Prayer in Hollywood movies.

Hollywood, Teach Us to Pray offers a roller coaster ride through American film history, highlighting the inclusion of prayers in movie narratives, as plot turning points (African Queen), spiritual weapons (Election), cultural markers (It’s a Wonderful Life), dramatic tour de forces (Bad Times at the El Royale), comedy (Charlie Chaplin, Buster Keaton, and Talladega Nights), westerns (Pale Rider and Rooster Cogburn) and traces of transcendence (Tree of Life). People of all races, genders, ethnic groups, ages, economic status, and spiritual conditions talk, shout, whisper, haggle, cry, sing, and wrestle with God. 

 

One finds the efficacy of prayers in films even more remarkable, as a Brown/Fraser study demonstrated that God seems to answer over 80% of movie prayer requests. Perhaps no other ritual exposes the deep needs and longings of the human heart, or its hopes and joy.
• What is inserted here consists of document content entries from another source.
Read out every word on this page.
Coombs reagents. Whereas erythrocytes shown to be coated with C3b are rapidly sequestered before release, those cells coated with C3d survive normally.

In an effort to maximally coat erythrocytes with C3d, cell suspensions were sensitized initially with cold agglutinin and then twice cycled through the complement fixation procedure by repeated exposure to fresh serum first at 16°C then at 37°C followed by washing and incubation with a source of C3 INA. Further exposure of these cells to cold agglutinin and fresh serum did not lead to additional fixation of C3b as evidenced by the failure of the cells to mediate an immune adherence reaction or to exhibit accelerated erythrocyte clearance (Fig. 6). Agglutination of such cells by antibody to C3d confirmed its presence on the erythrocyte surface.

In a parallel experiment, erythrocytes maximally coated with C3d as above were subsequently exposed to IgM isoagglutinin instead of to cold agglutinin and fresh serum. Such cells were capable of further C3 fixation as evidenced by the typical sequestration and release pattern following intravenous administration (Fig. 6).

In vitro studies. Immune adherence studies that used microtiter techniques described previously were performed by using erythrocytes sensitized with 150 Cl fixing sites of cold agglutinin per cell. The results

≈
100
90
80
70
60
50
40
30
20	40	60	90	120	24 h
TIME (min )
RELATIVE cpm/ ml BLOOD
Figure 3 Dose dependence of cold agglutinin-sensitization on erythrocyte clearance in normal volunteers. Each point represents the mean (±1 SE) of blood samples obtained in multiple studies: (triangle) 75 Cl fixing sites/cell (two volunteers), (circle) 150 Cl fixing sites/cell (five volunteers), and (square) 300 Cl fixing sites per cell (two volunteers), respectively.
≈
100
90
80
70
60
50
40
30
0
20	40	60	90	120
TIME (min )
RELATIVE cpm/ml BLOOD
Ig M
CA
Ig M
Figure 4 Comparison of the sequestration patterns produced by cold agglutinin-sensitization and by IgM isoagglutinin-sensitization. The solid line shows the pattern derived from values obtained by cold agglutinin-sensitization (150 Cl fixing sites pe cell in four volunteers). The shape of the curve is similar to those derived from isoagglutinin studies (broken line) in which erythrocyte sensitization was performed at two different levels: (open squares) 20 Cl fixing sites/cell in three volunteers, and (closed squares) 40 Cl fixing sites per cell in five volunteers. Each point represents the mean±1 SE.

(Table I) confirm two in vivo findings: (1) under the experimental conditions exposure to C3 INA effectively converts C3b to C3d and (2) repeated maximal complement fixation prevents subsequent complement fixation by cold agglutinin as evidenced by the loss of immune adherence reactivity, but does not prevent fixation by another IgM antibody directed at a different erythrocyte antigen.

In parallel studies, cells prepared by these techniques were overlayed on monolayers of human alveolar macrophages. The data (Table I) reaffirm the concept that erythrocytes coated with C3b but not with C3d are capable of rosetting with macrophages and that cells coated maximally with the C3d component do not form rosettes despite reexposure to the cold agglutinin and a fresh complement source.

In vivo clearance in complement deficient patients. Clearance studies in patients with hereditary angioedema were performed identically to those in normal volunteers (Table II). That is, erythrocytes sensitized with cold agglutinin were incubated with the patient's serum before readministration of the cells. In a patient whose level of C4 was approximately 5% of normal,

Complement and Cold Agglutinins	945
Cinematic prayers dot the landscapes of western, horror, science fiction, musical, dramatic, and comedy films and each one resonates with audiences in enduring ways.

 

With interviews with directors like Robert Benton, Michael Schultz, and David Anspaugh, critics like Justin Chang and Leonard Maltin, and religious personalities like Father James Martin, Professor Robert Johnston, and Sister Helen Prejean, Hollywood, Teach Us to Pray opens the windows of cinema to the heavens.